Sebepleri bilmemekle beraber, esnafın tahmini benim anlattıklarımla uyuşuyor. Başkan Belediye Meclis üyeliğine seçilmiş. Koltuğunda iki karpuz var. Büyük bir ihtimalle, üyeler de aynı partinin taraftarları olmalarına rağmen, istifa etmişler. Parti açısından da, belediye açısından da, esnaf açısından da can sıkıcı bir durum var.
Bu olayı yok sayarak düşünelim. Falan belediye meclis üyesi, yönetiminde olduğu odanın mensuplarının bir talebi ile görev aldığı belediyenin bu hizmet talebini geri çevirmesi halinde, nerede duracaktır? Denilebilir ki, aksine işler daha iyi görülür. Talepler daha çabuk iletilir. Oysa içerdeki kişi artık talep eden değil, taleplere bakan kişidir.
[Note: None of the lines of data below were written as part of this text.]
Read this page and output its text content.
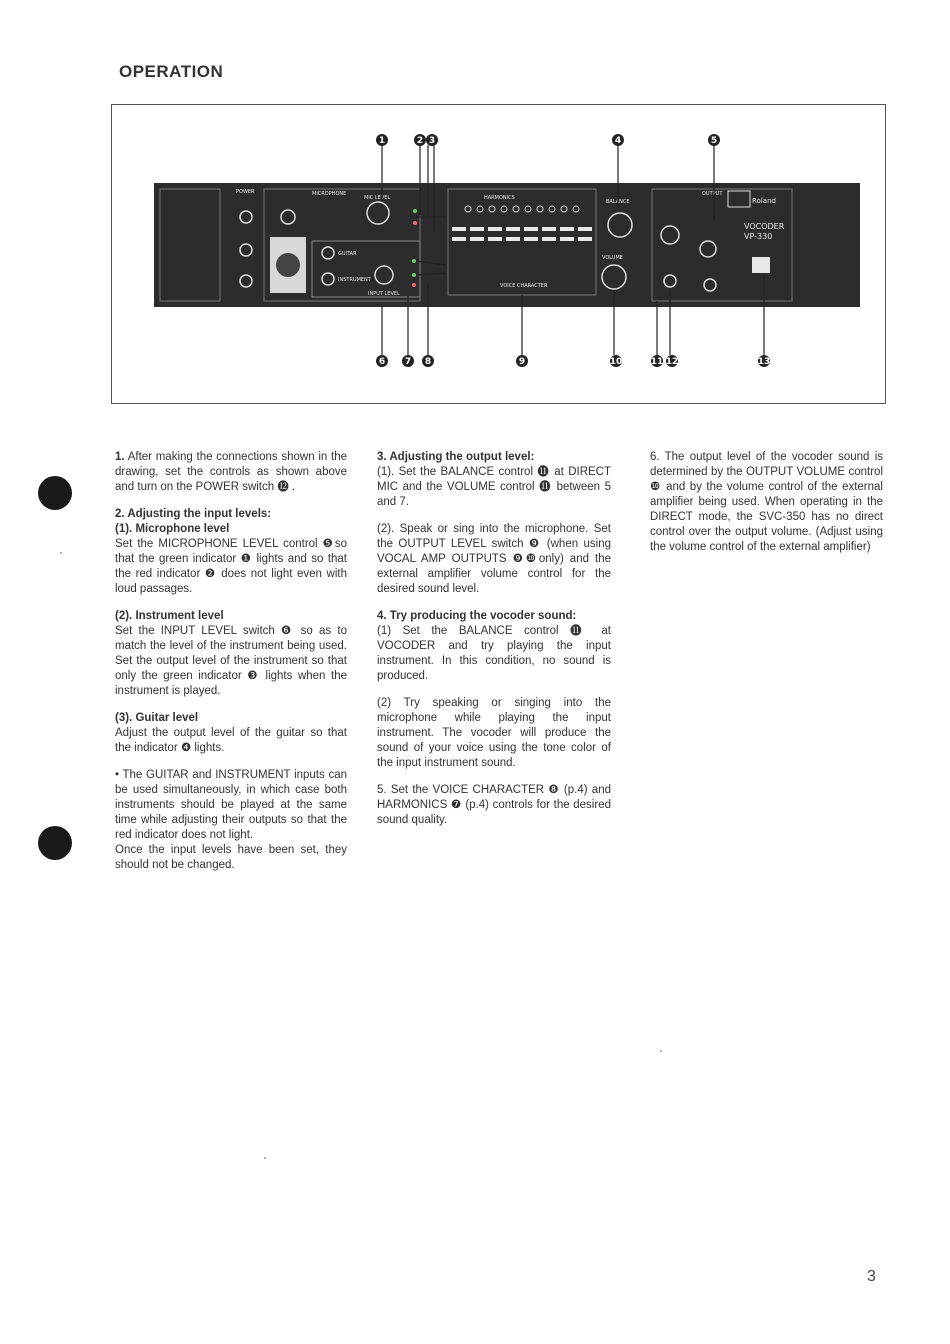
OPERATION
POWER	MICROPHONE
MIC LEVEL
GUITAR
INSTRUMENT
INPUT LEVEL
HARMONICS
VOICE CHARACTER
BALANCE
VOLUME
OUTPUT
Roland
VOCODER
VP-330
1	2 3	4	5
6 7 8	9	10	11 12	13

1. After making the connections shown in the drawing, set the controls as shown above and turn on the POWER switch ⓬ .

2. Adjusting the input levels:
(1). Microphone level

Set the MICROPHONE LEVEL control ❺so that the green indicator ❶ lights and so that the red indicator ❷ does not light even with loud passages.

(2). Instrument level

Set the INPUT LEVEL switch ❻ so as to match the level of the instrument being used. Set the output level of the instrument so that only the green indicator ❸ lights when the instrument is played.

(3). Guitar level

Adjust the output level of the guitar so that the indicator ❹ lights.

• The GUITAR and INSTRUMENT inputs can be used simultaneously, in which case both instruments should be played at the same time while adjusting their outputs so that the red indicator does not light.

Once the input levels have been set, they should not be changed.

3. Adjusting the output level:

(1). Set the BALANCE control ⓫ at DIRECT MIC and the VOLUME control ⓫ between 5 and 7.

(2). Speak or sing into the microphone. Set the OUTPUT LEVEL switch ❾ (when using VOCAL AMP OUTPUTS ❾❿only) and the external amplifier volume control for the desired sound level.

4. Try producing the vocoder sound:

(1) Set the BALANCE control ⓫ at VOCODER and try playing the input instrument. In this condition, no sound is produced.

(2) Try speaking or singing into the microphone while playing the input instrument. The vocoder will produce the sound of your voice using the tone color of the input instrument sound.

5. Set the VOICE CHARACTER ❽ (p.4) and HARMONICS ❼ (p.4) controls for the desired sound quality.

6. The output level of the vocoder sound is determined by the OUTPUT VOLUME control ❿ and by the volume control of the external amplifier being used. When operating in the DIRECT mode, the SVC-350 has no direct control over the output volume. (Adjust using the volume control of the external amplifier)

3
Çelişkili bir durum vardır. Dengeleri sağlamak kolay değildir. Tıpkı bir koltukta iki karpuzu taşımanın kolay olmayışı gibi. Hem içeriyi, hem de dışarıyı idare etmek sorunları çözmez. Bir yerden patlak verir. İki taraftan biri kendilerinin oyalandığını düşünebilir. Sorunlar çıkar.
Aynı kişi farzı muhal her iki kurumdan aldığı kamusal gücü diğeri için kullanmaya ve kendi çıkarları için kullanmaya kalkışırsa daha da vahim bir durum ortaya çıkar. Hem üyesi olduğu mecliste, diğer üyelerden farklı haksız bir güce sahip olur, hem de başkanı olduğu örgütten kendini daha güçlü görme eğilimi gösterir. Bu da kabul edilebilir bir durum değildir.
Kısaca hem sendika yöneticisi, hem parti yöneticisi, hem oda başkanı, hem siyasi bir görev birlikte hoş kaçmamaktadır. Yasal bir engel yoktur, etik engeller çoktur. Her iki işi ayrı ayrı yapacak çok insan vardır. Böyle kararlar verilirken iki kere düşünülmelidir.